Gender-based discrimination in education is, in effect, both a cause and a consequence of deep-rooted differences in society. Disparities, whether in terms of poverty, ethnic background, disability, or traditional attitudes about their status and role all undermine the ability of women and girls to exercise their rights. Moreover, harmful practices such as early marriage, gender-based violence, as well as discriminatory education laws and policies still prevent millions of girls from enrolling and completing their respective education.5
Additionally, given the extensive and growing participation of women in income generating activities, education for girls and women is particularly important, especially in attempting to reverse gendered patterns of discrimination.
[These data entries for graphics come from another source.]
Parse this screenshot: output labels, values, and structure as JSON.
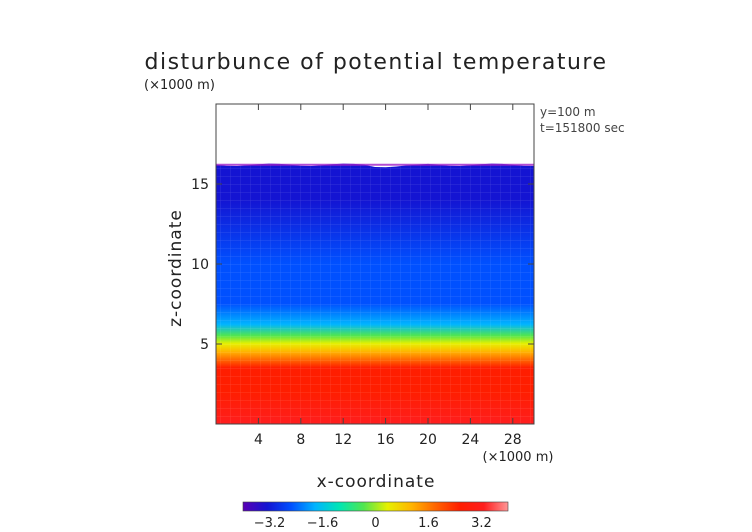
{
  "chart_data": {
    "type": "heatmap",
    "title": "disturbunce of potential temperature",
    "xlabel": "x-coordinate",
    "ylabel": "z-coordinate",
    "x_unit": "(×1000 m)",
    "y_unit": "(×1000 m)",
    "annotations": [
      "y=100 m",
      "t=151800 sec"
    ],
    "xlim": [
      0,
      30
    ],
    "ylim": [
      0,
      20
    ],
    "x_ticks": [
      4,
      8,
      12,
      16,
      20,
      24,
      28
    ],
    "y_ticks": [
      5,
      10,
      15
    ],
    "colorbar": {
      "range": [
        -4,
        4
      ],
      "ticks": [
        "−3.2",
        "−1.6",
        "0",
        "1.6",
        "3.2"
      ],
      "tick_values": [
        -3.2,
        -1.6,
        0,
        1.6,
        3.2
      ],
      "colors": [
        "#5a00b4",
        "#1414d2",
        "#0050ff",
        "#00b4ff",
        "#00e6b4",
        "#50e650",
        "#e6f000",
        "#ffb400",
        "#ff6400",
        "#ff1e00",
        "#ff1e1e",
        "#ff9696"
      ]
    },
    "field": {
      "data_top_km": 16.2,
      "z_km": [
        0,
        2,
        3.5,
        4.5,
        5,
        5.5,
        6.2,
        7.5,
        10,
        14,
        16
      ],
      "disturbance_K": [
        3.3,
        2.9,
        2.2,
        1.3,
        0.6,
        -0.2,
        -1.5,
        -2.6,
        -2.9,
        -3.0,
        -3.1
      ]
    }
  }
}
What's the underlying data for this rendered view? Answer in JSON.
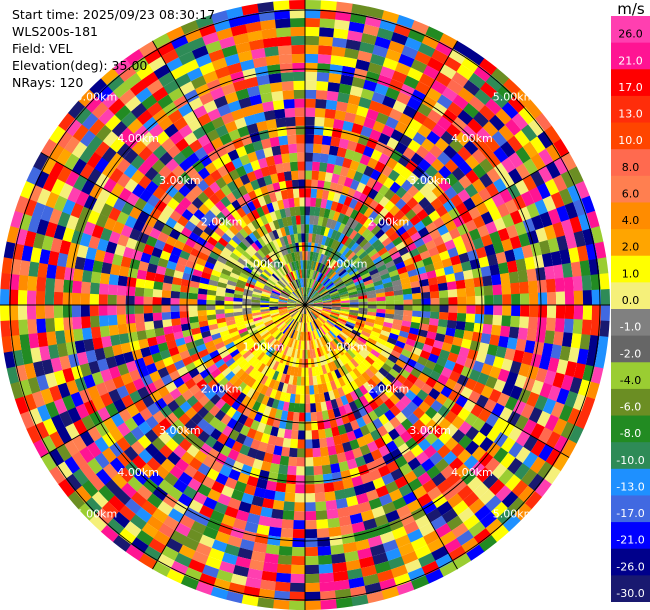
{
  "header": {
    "start_time": "Start time: 2025/09/23 08:30:17",
    "instrument": "WLS200s-181",
    "field": "Field: VEL",
    "elevation": "Elevation(deg): 35.00",
    "nrays": "NRays: 120"
  },
  "colorbar": {
    "unit": "m/s",
    "ticks": [
      "26.0",
      "21.0",
      "17.0",
      "13.0",
      "10.0",
      "8.0",
      "6.0",
      "4.0",
      "2.0",
      "1.0",
      "0.0",
      "-1.0",
      "-2.0",
      "-4.0",
      "-6.0",
      "-8.0",
      "-10.0",
      "-13.0",
      "-17.0",
      "-21.0",
      "-26.0",
      "-30.0"
    ],
    "colors": [
      "#ff3fb0",
      "#ff1493",
      "#ff0000",
      "#ff2d0a",
      "#ff4500",
      "#ff6a4f",
      "#ff7f50",
      "#ff8c00",
      "#ffa500",
      "#ffff00",
      "#f5f07a",
      "#808080",
      "#666666",
      "#9acd32",
      "#6b8e23",
      "#228b22",
      "#2e8b57",
      "#1e90ff",
      "#4169e1",
      "#0000ff",
      "#00008b",
      "#191970"
    ]
  },
  "chart_data": {
    "type": "heatmap",
    "projection": "polar-ppi",
    "field": "VEL",
    "nrays": 120,
    "ring_labels": [
      "1.00km",
      "2.00km",
      "3.00km",
      "4.00km",
      "5.00km"
    ],
    "ring_label_text": [
      "1.00km",
      "2.00km",
      "3.00km",
      "4.00km",
      "5.00km"
    ]
  }
}
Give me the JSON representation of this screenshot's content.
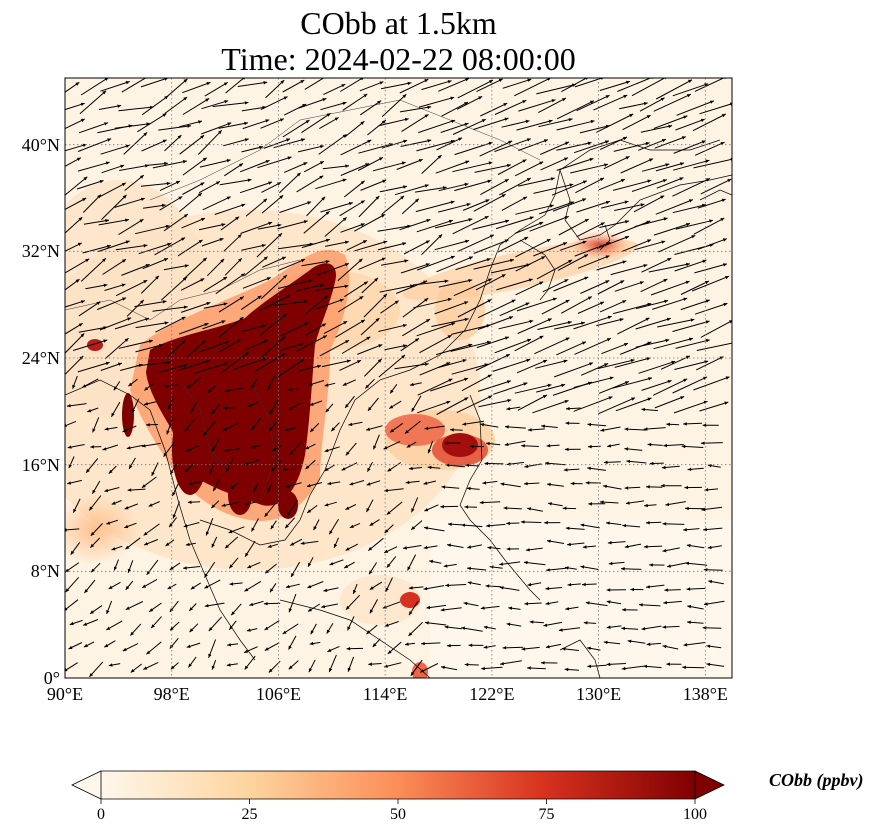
{
  "title": {
    "line1": "CObb at 1.5km",
    "line2": "Time: 2024-02-22 08:00:00"
  },
  "map": {
    "projection": "PlateCarree",
    "extent": {
      "lon_min": 90,
      "lon_max": 140,
      "lat_min": 0,
      "lat_max": 45
    },
    "gridlines": "dotted",
    "coastlines": true,
    "borders": true,
    "colormap": "OrRd",
    "overlay": "wind-vectors"
  },
  "axes": {
    "x_ticks": [
      {
        "value": 90,
        "label": "90°E"
      },
      {
        "value": 98,
        "label": "98°E"
      },
      {
        "value": 106,
        "label": "106°E"
      },
      {
        "value": 114,
        "label": "114°E"
      },
      {
        "value": 122,
        "label": "122°E"
      },
      {
        "value": 130,
        "label": "130°E"
      },
      {
        "value": 138,
        "label": "138°E"
      }
    ],
    "y_ticks": [
      {
        "value": 0,
        "label": "0°"
      },
      {
        "value": 8,
        "label": "8°N"
      },
      {
        "value": 16,
        "label": "16°N"
      },
      {
        "value": 24,
        "label": "24°N"
      },
      {
        "value": 32,
        "label": "32°N"
      },
      {
        "value": 40,
        "label": "40°N"
      }
    ]
  },
  "colorbar": {
    "title": "CObb (ppbv)",
    "min": 0,
    "max": 100,
    "extend": "both",
    "ticks": [
      {
        "value": 0,
        "label": "0"
      },
      {
        "value": 25,
        "label": "25"
      },
      {
        "value": 50,
        "label": "50"
      },
      {
        "value": 75,
        "label": "75"
      },
      {
        "value": 100,
        "label": "100"
      }
    ],
    "colors": [
      "#fff7ec",
      "#fdd49e",
      "#fc8d59",
      "#d7301f",
      "#7f0000"
    ]
  }
}
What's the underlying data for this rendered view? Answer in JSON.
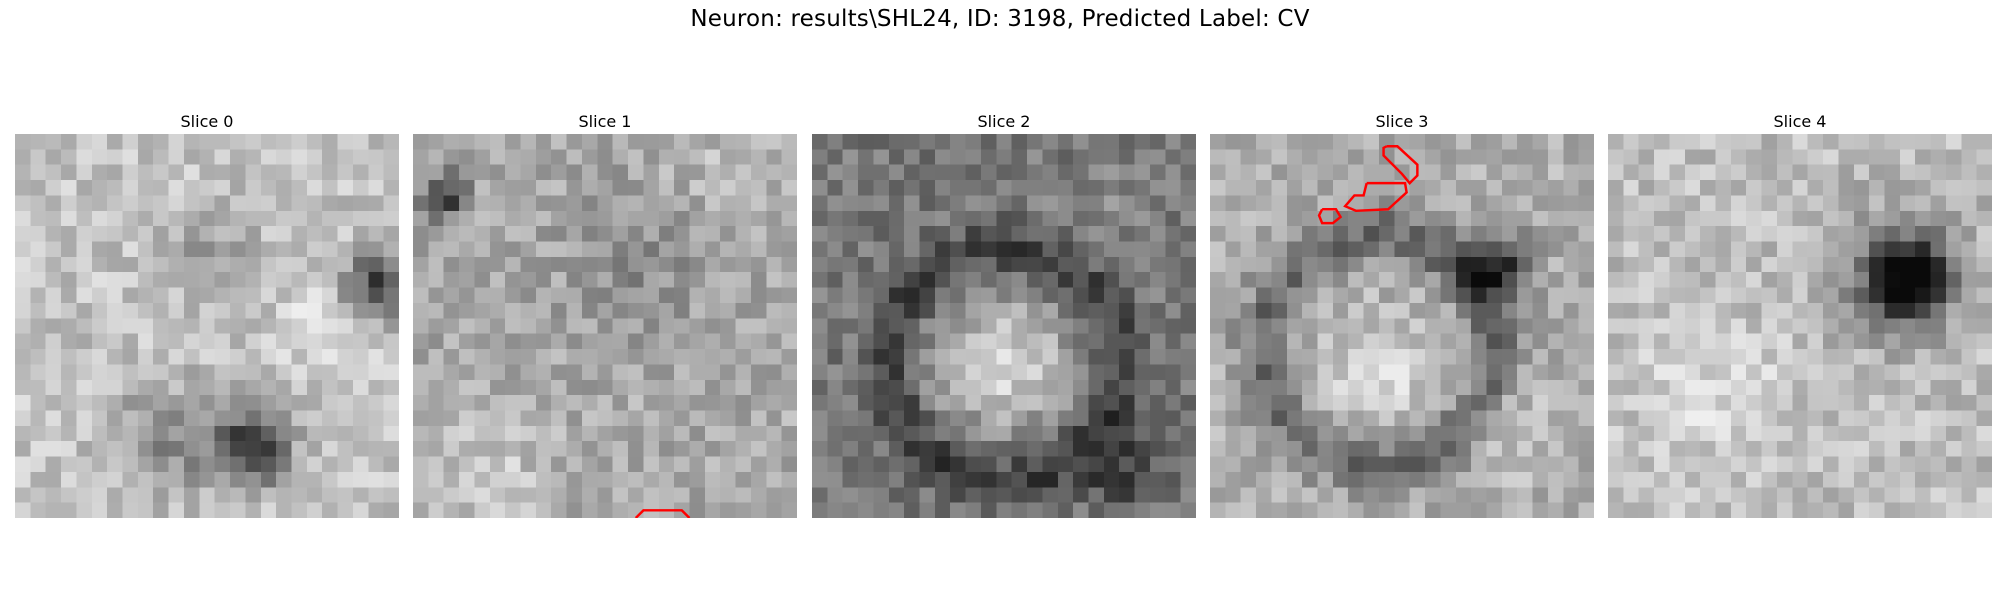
{
  "figure": {
    "title": "Neuron: results\\SHL24, ID: 3198, Predicted Label: CV"
  },
  "panels": [
    {
      "title": "Slice 0",
      "grid_size": 25,
      "pattern": "dark-right-and-bottom",
      "seed": 11
    },
    {
      "title": "Slice 1",
      "grid_size": 25,
      "pattern": "noisy-mid-gray",
      "seed": 23
    },
    {
      "title": "Slice 2",
      "grid_size": 25,
      "pattern": "bright-ring-center",
      "seed": 37
    },
    {
      "title": "Slice 3",
      "grid_size": 25,
      "pattern": "dark-upper-right-ring",
      "seed": 53
    },
    {
      "title": "Slice 4",
      "grid_size": 25,
      "pattern": "dark-upper-right-blob",
      "seed": 71
    }
  ],
  "overlay": {
    "color": "#ff0000",
    "contours": [
      {
        "panel": 1,
        "points": [
          [
            14.5,
            25.0
          ],
          [
            15.0,
            24.5
          ],
          [
            17.5,
            24.5
          ],
          [
            18.0,
            25.0
          ]
        ]
      },
      {
        "panel": 3,
        "points": [
          [
            11.5,
            0.8
          ],
          [
            12.2,
            0.8
          ],
          [
            13.5,
            2.0
          ],
          [
            13.5,
            2.7
          ],
          [
            13.0,
            3.2
          ],
          [
            12.5,
            2.6
          ],
          [
            11.3,
            1.4
          ],
          [
            11.3,
            0.9
          ]
        ]
      },
      {
        "panel": 3,
        "points": [
          [
            10.2,
            3.2
          ],
          [
            12.7,
            3.2
          ],
          [
            12.8,
            3.8
          ],
          [
            11.6,
            4.9
          ],
          [
            9.5,
            5.0
          ],
          [
            8.8,
            4.7
          ],
          [
            9.4,
            4.0
          ],
          [
            10.0,
            4.0
          ]
        ]
      },
      {
        "panel": 3,
        "points": [
          [
            7.3,
            4.9
          ],
          [
            8.2,
            4.9
          ],
          [
            8.5,
            5.4
          ],
          [
            8.0,
            5.8
          ],
          [
            7.3,
            5.8
          ],
          [
            7.1,
            5.3
          ]
        ]
      }
    ]
  }
}
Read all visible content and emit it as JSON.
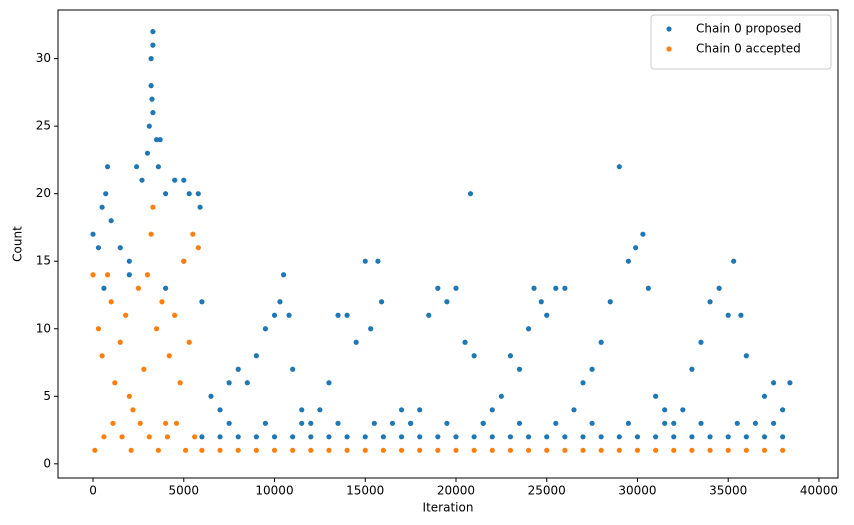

Not only is it impossible to achieve gender equality without education, but expanding education opportunities for all can help stimulate productivity and thereby also reduce the economic vulnerability of poor households.
GENDER EQUALITY, EQUITY AND HUMAN RIGHTS
Equity is the strongest framing principle of a post-2015 rights-based agenda, and underlines the need to redress historical and structural inequalities in order to provide access to quality education at all levels. This heralds what was effectively one of the strongest themes that emerged in the post-2015 education consultations, i.e., a rights-based approach in which rights are indivisible. This implies that all aspects of education should be considered from a rights perspective, including structural features of education systems, methods of education, as well as the contents of the education curricula. Indeed, overcoming structural barriers to accessing good quality education is vital for realizing education rights for all.